On Uniform, Bayesian, and PAC-Bayesian Deep Ensembles
- URL: http://arxiv.org/abs/2406.05469v2
- Date: Sun, 05 Jan 2025 15:17:09 GMT
- Title: On Uniform, Bayesian, and PAC-Bayesian Deep Ensembles
- Authors: Nick Hauptvogel, Christian Igel,
- Abstract summary: This study reviews the argument that neither the sampling nor the weighting in Bayes ensembles are particularly well suited for increasing generalization performance.
We show that a weighted average of models, where the weights are optimized by minimizing a second-order PAC-Bayesian generalization bound, can improve generalization.

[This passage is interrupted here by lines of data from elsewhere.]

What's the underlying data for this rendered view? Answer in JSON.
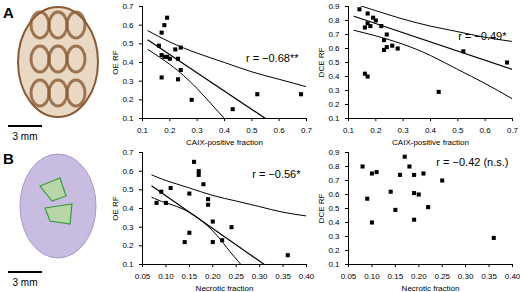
{
  "panels": [
    {
      "label": "A",
      "scale_bar": "3 mm"
    },
    {
      "label": "B",
      "scale_bar": "3 mm"
    }
  ],
  "chart_data": [
    {
      "type": "scatter",
      "panel": "A",
      "x_label": "CAIX-positive fraction",
      "y_label": "OE RF",
      "xlim": [
        0.1,
        0.7
      ],
      "ylim": [
        0.1,
        0.7
      ],
      "xticks": [
        0.1,
        0.2,
        0.3,
        0.4,
        0.5,
        0.6,
        0.7
      ],
      "yticks": [
        0.1,
        0.2,
        0.3,
        0.4,
        0.5,
        0.6,
        0.7
      ],
      "marker": "square",
      "color": "#000000",
      "annotation": "r = −0.68**",
      "x": [
        0.18,
        0.19,
        0.17,
        0.16,
        0.17,
        0.19,
        0.18,
        0.2,
        0.22,
        0.24,
        0.23,
        0.24,
        0.23,
        0.17,
        0.28,
        0.43,
        0.52,
        0.68
      ],
      "y": [
        0.6,
        0.64,
        0.56,
        0.49,
        0.44,
        0.43,
        0.43,
        0.42,
        0.47,
        0.48,
        0.42,
        0.36,
        0.31,
        0.32,
        0.2,
        0.15,
        0.23,
        0.23
      ],
      "fit_line": {
        "x": [
          0.12,
          0.55
        ],
        "y": [
          0.52,
          0.1
        ]
      },
      "confidence_band": {
        "upper": {
          "x": [
            0.12,
            0.2,
            0.3,
            0.4,
            0.5,
            0.6,
            0.7
          ],
          "y": [
            0.57,
            0.51,
            0.45,
            0.4,
            0.35,
            0.31,
            0.27
          ]
        },
        "lower": {
          "x": [
            0.12,
            0.2,
            0.25,
            0.3,
            0.35,
            0.4
          ],
          "y": [
            0.47,
            0.39,
            0.33,
            0.26,
            0.18,
            0.1
          ]
        }
      }
    },
    {
      "type": "scatter",
      "panel": "A",
      "x_label": "CAIX-positive fraction",
      "y_label": "DCE RF",
      "xlim": [
        0.1,
        0.7
      ],
      "ylim": [
        0.1,
        0.9
      ],
      "xticks": [
        0.1,
        0.2,
        0.3,
        0.4,
        0.5,
        0.6,
        0.7
      ],
      "yticks": [
        0.1,
        0.2,
        0.3,
        0.4,
        0.5,
        0.6,
        0.7,
        0.8,
        0.9
      ],
      "marker": "square",
      "color": "#000000",
      "annotation": "r = −0.49*",
      "x": [
        0.14,
        0.17,
        0.19,
        0.2,
        0.18,
        0.16,
        0.17,
        0.22,
        0.23,
        0.24,
        0.23,
        0.26,
        0.28,
        0.16,
        0.17,
        0.43,
        0.52,
        0.68,
        0.24
      ],
      "y": [
        0.88,
        0.85,
        0.82,
        0.8,
        0.76,
        0.75,
        0.78,
        0.76,
        0.66,
        0.7,
        0.59,
        0.62,
        0.6,
        0.42,
        0.4,
        0.29,
        0.58,
        0.5,
        0.61
      ],
      "fit_line": {
        "x": [
          0.12,
          0.7
        ],
        "y": [
          0.83,
          0.45
        ]
      },
      "confidence_band": {
        "upper": {
          "x": [
            0.12,
            0.2,
            0.3,
            0.4,
            0.5,
            0.6,
            0.7
          ],
          "y": [
            0.92,
            0.87,
            0.81,
            0.76,
            0.72,
            0.68,
            0.65
          ]
        },
        "lower": {
          "x": [
            0.12,
            0.2,
            0.3,
            0.4,
            0.5,
            0.6,
            0.7
          ],
          "y": [
            0.73,
            0.69,
            0.63,
            0.55,
            0.45,
            0.35,
            0.24
          ]
        }
      }
    },
    {
      "type": "scatter",
      "panel": "B",
      "x_label": "Necrotic fraction",
      "y_label": "OE RF",
      "xlim": [
        0.05,
        0.4
      ],
      "ylim": [
        0.1,
        0.7
      ],
      "xticks": [
        0.05,
        {
          "value": 0.1,
          "label": "0.10"
        },
        0.15,
        {
          "value": 0.2,
          "label": "0.20"
        },
        0.25,
        {
          "value": 0.3,
          "label": "0.30"
        },
        0.35,
        {
          "value": 0.4,
          "label": "0.40"
        }
      ],
      "yticks": [
        0.1,
        0.2,
        0.3,
        0.4,
        0.5,
        0.6,
        0.7
      ],
      "marker": "square",
      "color": "#000000",
      "annotation": "r = −0.56*",
      "x": [
        0.09,
        0.08,
        0.1,
        0.11,
        0.15,
        0.16,
        0.17,
        0.17,
        0.18,
        0.19,
        0.19,
        0.2,
        0.14,
        0.15,
        0.2,
        0.22,
        0.24,
        0.36
      ],
      "y": [
        0.49,
        0.43,
        0.43,
        0.51,
        0.48,
        0.65,
        0.6,
        0.58,
        0.53,
        0.42,
        0.45,
        0.22,
        0.22,
        0.27,
        0.33,
        0.23,
        0.3,
        0.15
      ],
      "fit_line": {
        "x": [
          0.07,
          0.31
        ],
        "y": [
          0.52,
          0.1
        ]
      },
      "confidence_band": {
        "upper": {
          "x": [
            0.07,
            0.1,
            0.15,
            0.2,
            0.25,
            0.3,
            0.35,
            0.4
          ],
          "y": [
            0.58,
            0.55,
            0.51,
            0.47,
            0.44,
            0.41,
            0.38,
            0.36
          ]
        },
        "lower": {
          "x": [
            0.07,
            0.1,
            0.15,
            0.2,
            0.23,
            0.26
          ],
          "y": [
            0.46,
            0.43,
            0.38,
            0.28,
            0.19,
            0.1
          ]
        }
      }
    },
    {
      "type": "scatter",
      "panel": "B",
      "x_label": "Necrotic fraction",
      "y_label": "DCE RF",
      "xlim": [
        0.05,
        0.4
      ],
      "ylim": [
        0.1,
        0.9
      ],
      "xticks": [
        0.05,
        {
          "value": 0.1,
          "label": "0.10"
        },
        0.15,
        {
          "value": 0.2,
          "label": "0.20"
        },
        0.25,
        {
          "value": 0.3,
          "label": "0.30"
        },
        0.35,
        {
          "value": 0.4,
          "label": "0.40"
        }
      ],
      "yticks": [
        0.1,
        0.2,
        0.3,
        0.4,
        0.5,
        0.6,
        0.7,
        0.8,
        0.9
      ],
      "marker": "square",
      "color": "#000000",
      "annotation": "r = −0.42 (n.s.)",
      "x": [
        0.08,
        0.09,
        0.1,
        0.11,
        0.1,
        0.14,
        0.15,
        0.16,
        0.17,
        0.18,
        0.19,
        0.19,
        0.2,
        0.19,
        0.21,
        0.22,
        0.25,
        0.36
      ],
      "y": [
        0.8,
        0.57,
        0.75,
        0.76,
        0.4,
        0.62,
        0.49,
        0.74,
        0.87,
        0.8,
        0.74,
        0.61,
        0.6,
        0.42,
        0.75,
        0.51,
        0.7,
        0.29
      ]
    }
  ]
}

- Score: 7.883369697332076
- License:
- Abstract: It is common practice to combine deep neural networks into ensembles. These deep ensembles can benefit from the cancellation of errors effect: Errors by ensemble members may average out, leading to better generalization performance than each individual network. Bayesian neural networks learn a posterior distribution over model parameters, and sampling and weighting networks according to this posterior yields an ensemble model referred to as a Bayes ensemble. This study reviews the argument that neither the sampling nor the weighting in Bayes ensembles are particularly well suited for increasing generalization performance, as they do not support the cancellation of errors effect. In contrast, we show that a weighted average of models, where the weights are optimized by minimizing a second-order PAC-Bayesian generalization bound, can improve generalization. It is crucial that the optimization takes correlations between models into account. This can be achieved by minimizing the tandem loss, which requires hold-out data for estimating error correlations. The tandem loss based PAC-Bayesian weighting increases robustness against correlated models and models with lower performance in an ensemble. This allows us to safely add several models from the same learning process to an ensemble, instead of using early-stopping for selecting a single weight configuration. Our experiments provide further evidence that state-of-the-art intricate Bayes ensembles do not outperform simple uniformly weighted deep ensembles in terms of classification accuracy. Additionally, we show that these Bayes ensembles cannot match the performance of deep ensembles weighted by optimizing the tandem loss, which additionally provides nonvacuous rigorous generalization guarantees.